Issues due to different lengths (times) of particle trajectories:
1. OpenMP imbalance (between threads/CPUs within one MPI process)
2. MPI imbalance (between MPI processes, all threads/CPUs of different MPI processes affected)
Both types of imbalance become very pronounced for rear extremely long particle trajectories.
Possible solutions (BSC team):
1. Reduce cut-off time for long trajectories (reasonable time would be 0.1s compared to 1.0s used so far)
2. Check the imbalance for much higher particle statistics: 500.000 particles in total, ~250 particles for maxMpiChunkSize, 64 nodes, 4 MPI tasks per node, 12 OpenMP threads per MPI task
3. For MPI imbalance: Dynamic Load Balancing (DLB) library: give job of one MPI task to other unoccupied MPI tasks
4. For OpenMP imbalance: advance communication: start new particles per thread without waiting for other threads
Issues with serial parts (communication with the master process):
Under test conditions (40.000 particles, maxMpiChunkSize=50, 32 nodes) serial communication takes ~40% of the total time. This fraction can become even larger when the issue with long trajectories will be solved!

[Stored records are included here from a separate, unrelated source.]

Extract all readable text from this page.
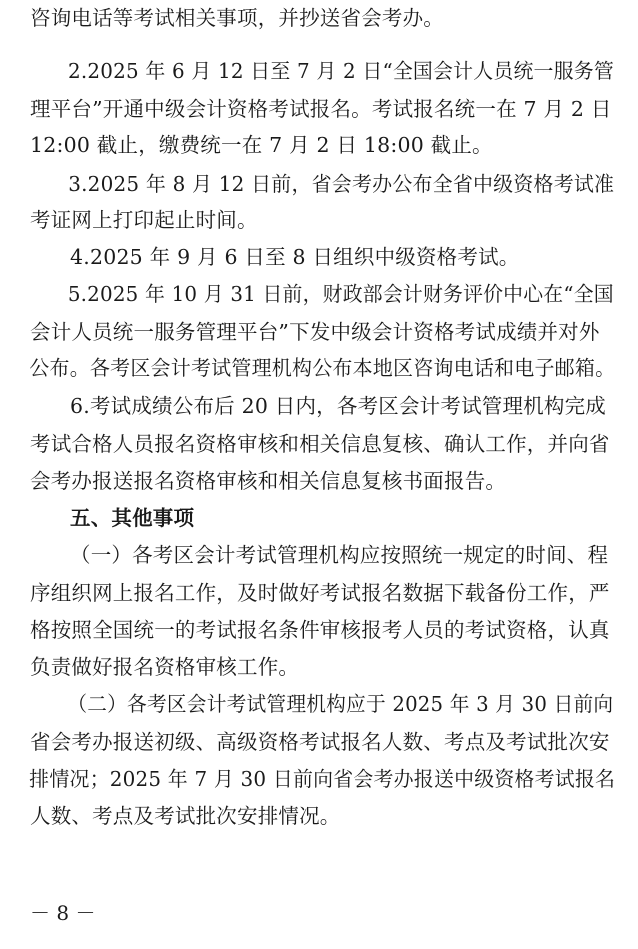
咨询电话等考试相关事项，并抄送省会考办。
2.2025 年 6 月 12 日至 7 月 2 日“全国会计人员统一服务管
理平台”开通中级会计资格考试报名。考试报名统一在 7 月 2 日
12:00 截止，缴费统一在 7 月 2 日 18:00 截止。
3.2025 年 8 月 12 日前，省会考办公布全省中级资格考试准
考证网上打印起止时间。
4.2025 年 9 月 6 日至 8 日组织中级资格考试。
5.2025 年 10 月 31 日前，财政部会计财务评价中心在“全国
会计人员统一服务管理平台”下发中级会计资格考试成绩并对外
公布。各考区会计考试管理机构公布本地区咨询电话和电子邮箱。
6.考试成绩公布后 20 日内，各考区会计考试管理机构完成
考试合格人员报名资格审核和相关信息复核、确认工作，并向省
会考办报送报名资格审核和相关信息复核书面报告。
五、其他事项
（一）各考区会计考试管理机构应按照统一规定的时间、程
序组织网上报名工作，及时做好考试报名数据下载备份工作，严
格按照全国统一的考试报名条件审核报考人员的考试资格，认真
负责做好报名资格审核工作。
（二）各考区会计考试管理机构应于 2025 年 3 月 30 日前向
省会考办报送初级、高级资格考试报名人数、考点及考试批次安
排情况；2025 年 7 月 30 日前向省会考办报送中级资格考试报名
人数、考点及考试批次安排情况。
－ 8 －
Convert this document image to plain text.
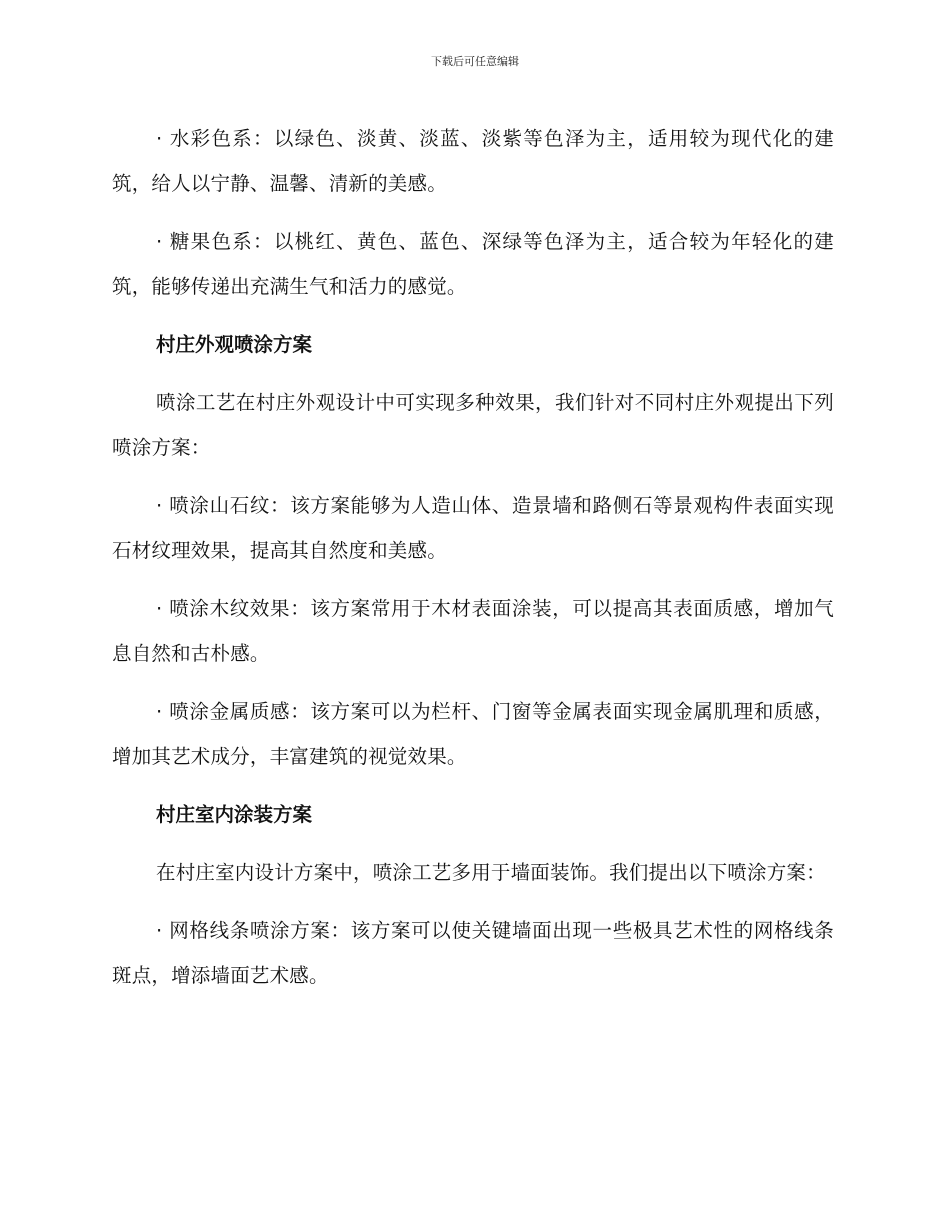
下载后可任意编辑

· 水彩色系：以绿色、淡黄、淡蓝、淡紫等色泽为主，适用较为现代化的建筑，给人以宁静、温馨、清新的美感。

· 糖果色系：以桃红、黄色、蓝色、深绿等色泽为主，适合较为年轻化的建筑，能够传递出充满生气和活力的感觉。

村庄外观喷涂方案

喷涂工艺在村庄外观设计中可实现多种效果，我们针对不同村庄外观提出下列喷涂方案：

· 喷涂山石纹：该方案能够为人造山体、造景墙和路侧石等景观构件表面实现石材纹理效果，提高其自然度和美感。

· 喷涂木纹效果：该方案常用于木材表面涂装，可以提高其表面质感，增加气息自然和古朴感。

· 喷涂金属质感：该方案可以为栏杆、门窗等金属表面实现金属肌理和质感，增加其艺术成分，丰富建筑的视觉效果。

村庄室内涂装方案

在村庄室内设计方案中，喷涂工艺多用于墙面装饰。我们提出以下喷涂方案：

· 网格线条喷涂方案：该方案可以使关键墙面出现一些极具艺术性的网格线条斑点，增添墙面艺术感。
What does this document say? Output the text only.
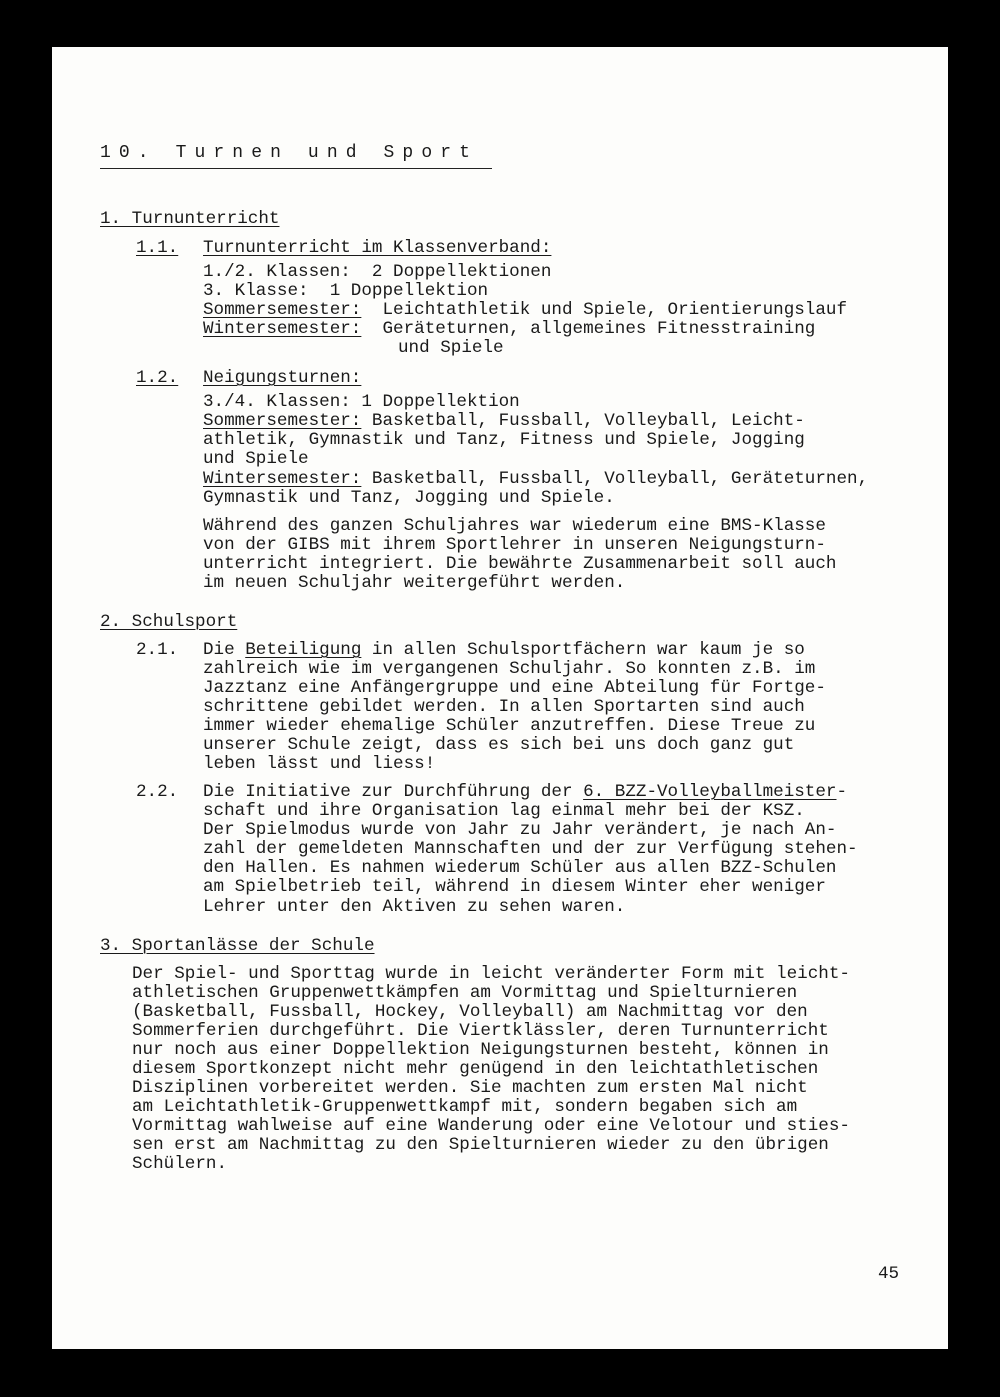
10. Turnen und Sport
1. Turnunterricht
1.1. Turnunterricht im Klassenverband:
1./2. Klassen:  2 Doppellektionen
3. Klasse:  1 Doppellektion
Sommersemester:  Leichtathletik und Spiele, Orientierungslauf
Wintersemester:  Geräteturnen, allgemeines Fitnesstraining
und Spiele
1.2. Neigungsturnen:
3./4. Klassen: 1 Doppellektion
Sommersemester: Basketball, Fussball, Volleyball, Leicht-
athletik, Gymnastik und Tanz, Fitness und Spiele, Jogging
und Spiele
Wintersemester: Basketball, Fussball, Volleyball, Geräteturnen,
Gymnastik und Tanz, Jogging und Spiele.
Während des ganzen Schuljahres war wiederum eine BMS-Klasse
von der GIBS mit ihrem Sportlehrer in unseren Neigungsturn-
unterricht integriert. Die bewährte Zusammenarbeit soll auch
im neuen Schuljahr weitergeführt werden.
2. Schulsport
2.1. Die Beteiligung in allen Schulsportfächern war kaum je so
zahlreich wie im vergangenen Schuljahr. So konnten z.B. im
Jazztanz eine Anfängergruppe und eine Abteilung für Fortge-
schrittene gebildet werden. In allen Sportarten sind auch
immer wieder ehemalige Schüler anzutreffen. Diese Treue zu
unserer Schule zeigt, dass es sich bei uns doch ganz gut
leben lässt und liess!
2.2. Die Initiative zur Durchführung der 6. BZZ-Volleyballmeister-
schaft und ihre Organisation lag einmal mehr bei der KSZ.
Der Spielmodus wurde von Jahr zu Jahr verändert, je nach An-
zahl der gemeldeten Mannschaften und der zur Verfügung stehen-
den Hallen. Es nahmen wiederum Schüler aus allen BZZ-Schulen
am Spielbetrieb teil, während in diesem Winter eher weniger
Lehrer unter den Aktiven zu sehen waren.
3. Sportanlässe der Schule
Der Spiel- und Sporttag wurde in leicht veränderter Form mit leicht-
athletischen Gruppenwettkämpfen am Vormittag und Spielturnieren
(Basketball, Fussball, Hockey, Volleyball) am Nachmittag vor den
Sommerferien durchgeführt. Die Viertklässler, deren Turnunterricht
nur noch aus einer Doppellektion Neigungsturnen besteht, können in
diesem Sportkonzept nicht mehr genügend in den leichtathletischen
Disziplinen vorbereitet werden. Sie machten zum ersten Mal nicht
am Leichtathletik-Gruppenwettkampf mit, sondern begaben sich am
Vormittag wahlweise auf eine Wanderung oder eine Velotour und sties-
sen erst am Nachmittag zu den Spielturnieren wieder zu den übrigen
Schülern.
45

Particular code parts involved:
SparseData2D/3D (.h)
ero2::DensityManager::gatherParticleDensities2D/3D
ero2::DensityManager::gatherEmissionDensities2D/3D
To do:
ERO team: assess the possibility of some parallelization of the serial communication part
BSC team: compare the serial communication for the cases when no volumetric data has to be collected
Further considerations regarding the serial part:
- Can parallelization via domain decomposition help to parallelize the serial communication?
- How much it will complicate the post-processing / visualization of results?